One senses as well that these are the aims of someone who does not believe that genuine historical progress is still in operation in the 21st century. It would seem that, for all of his attention to history, Doctorow, like many other artists of his generation, was unable to make sense of the great events of the first half of the 20th century, particularly the Russian Revolution, Stalinism, the causes of two world wars.
The Cold War and the McCarthyite onslaught on socialist thought no doubt had a chilling effect on him, creating a certain defensiveness and lack of political confidence in a left-wing perspective that never entirely went away. The eventual collapse of the USSR (which he referred to as the end of a totalitarian dictatorship) strengthened the view that no alternative to capitalism was possible. Doctorow’s art took on the character of a moral stance against all odds, but not one imbued with much hope for the future.
One feels that something is missing in many of his works. There is considerable technical expertise and command of structure and story, but no single novel is entirely satisfying or breathtakingly illuminating. Ragtime ends on a note of unlikely radical terror, Billy Bathgate fails to examine convincingly the connection between the 1930s and the world 60 years later, and The March leaves us wondering why Doctorow has raised the topic of the destruction of the South in the context of the eruption of American imperialism.
Several of Doctorow’s novels were turned into films: Henry Fonda and Janice Rule starred in Welcome to Hard Times (1967, directed by Burt Kennedy) and in 1983 director Sydney Lumet made a film version of The Book of Daniel, simply entitled Daniel, featuring Timothy Hutton.
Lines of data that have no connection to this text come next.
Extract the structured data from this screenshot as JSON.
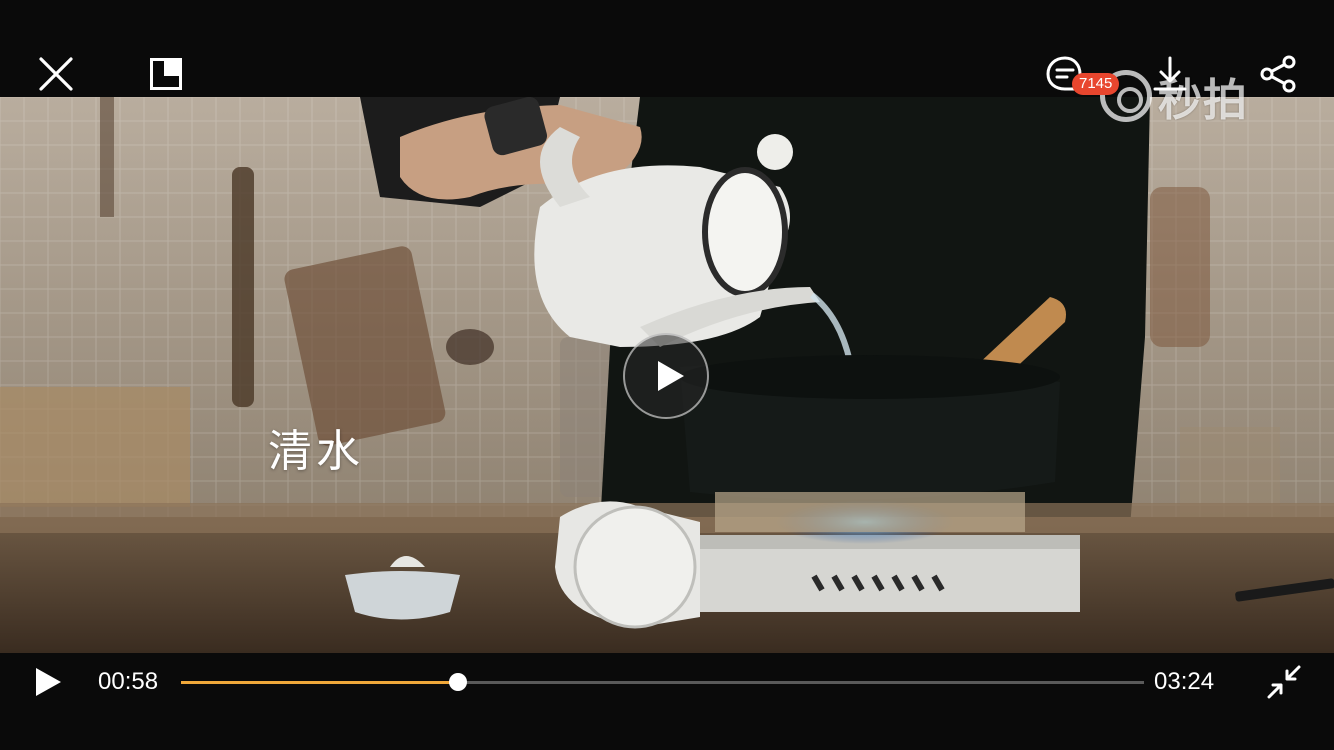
{
  "player": {
    "watermark": "秒拍",
    "subtitle": "清水",
    "comment_count": "7145",
    "current_time": "00:58",
    "duration": "03:24",
    "progress": 0.288
  },
  "colors": {
    "progress_fill": "#f0a83a",
    "badge": "#e8462e",
    "bar_background": "#0a0a0a"
  },
  "icons": {
    "close": "close-icon",
    "pip": "picture-in-picture-icon",
    "comment": "comment-icon",
    "download": "download-icon",
    "share": "share-icon",
    "play": "play-icon",
    "collapse": "exit-fullscreen-icon"
  }
}
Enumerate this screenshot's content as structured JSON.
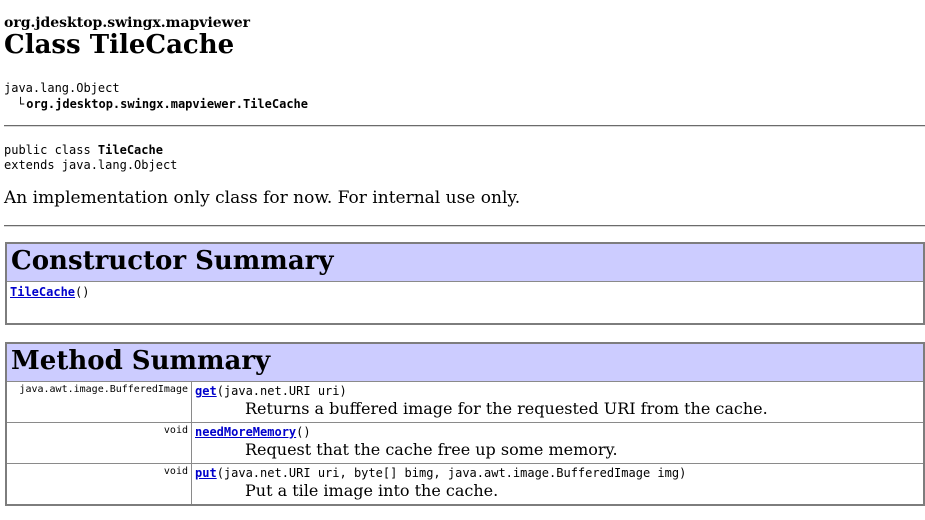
{
  "header": {
    "package": "org.jdesktop.swingx.mapviewer",
    "title": "Class TileCache"
  },
  "hierarchy": {
    "root": "java.lang.Object",
    "branch_glyph": "└",
    "child": "org.jdesktop.swingx.mapviewer.TileCache"
  },
  "declaration": {
    "prefix": "public class ",
    "name": "TileCache",
    "extends": "extends java.lang.Object"
  },
  "description": "An implementation only class for now. For internal use only.",
  "constructor_summary": {
    "title": "Constructor Summary",
    "rows": [
      {
        "name": "TileCache",
        "params": "()"
      }
    ]
  },
  "method_summary": {
    "title": "Method Summary",
    "rows": [
      {
        "return_type": "java.awt.image.BufferedImage",
        "name": "get",
        "params": "(java.net.URI uri)",
        "desc": "Returns a buffered image for the requested URI from the cache."
      },
      {
        "return_type": "void",
        "name": "needMoreMemory",
        "params": "()",
        "desc": "Request that the cache free up some memory."
      },
      {
        "return_type": "void",
        "name": "put",
        "params": "(java.net.URI uri, byte[] bimg, java.awt.image.BufferedImage img)",
        "desc": "Put a tile image into the cache."
      }
    ]
  }
}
Ragtime (Milos Forman) was adapted for the screen in 1981 and a Broadway version appeared in 1988, winning four Tony Awards. A version of Billy Bathgate (Robert Benton) was released in 1991 starring Dustin Hoffman as Dutch Schultz.
Doctorow was legitimately critical of contemporary literature. In a 1990 interview with Bill Moyers, he commented, “I don’t believe we’re doing work equivalent to our nineteenth-century or even to some of our early twentieth-century novelists. …We have given up the realm of public discourse and the political and social novel to an extent that we may not have realized. We tend to be miniaturists more than we used to be…I think it’s true that we’ve constricted our field of vision. We have come into the house, closed the door, and pulled the shade.”
Doctorow was a defender of Constitutional rights, an opponent of censorship and a prominent critic of the Iraq War. In one of his last pieces of political commentary in April 2012, published in the New York Times, he identified state surveillance, the use of torture and mass incarceration as among those features of life that were rendering “the United States indistinguishable from the impoverished, traditionally undemocratic, brutal or catatonic countries of the world.”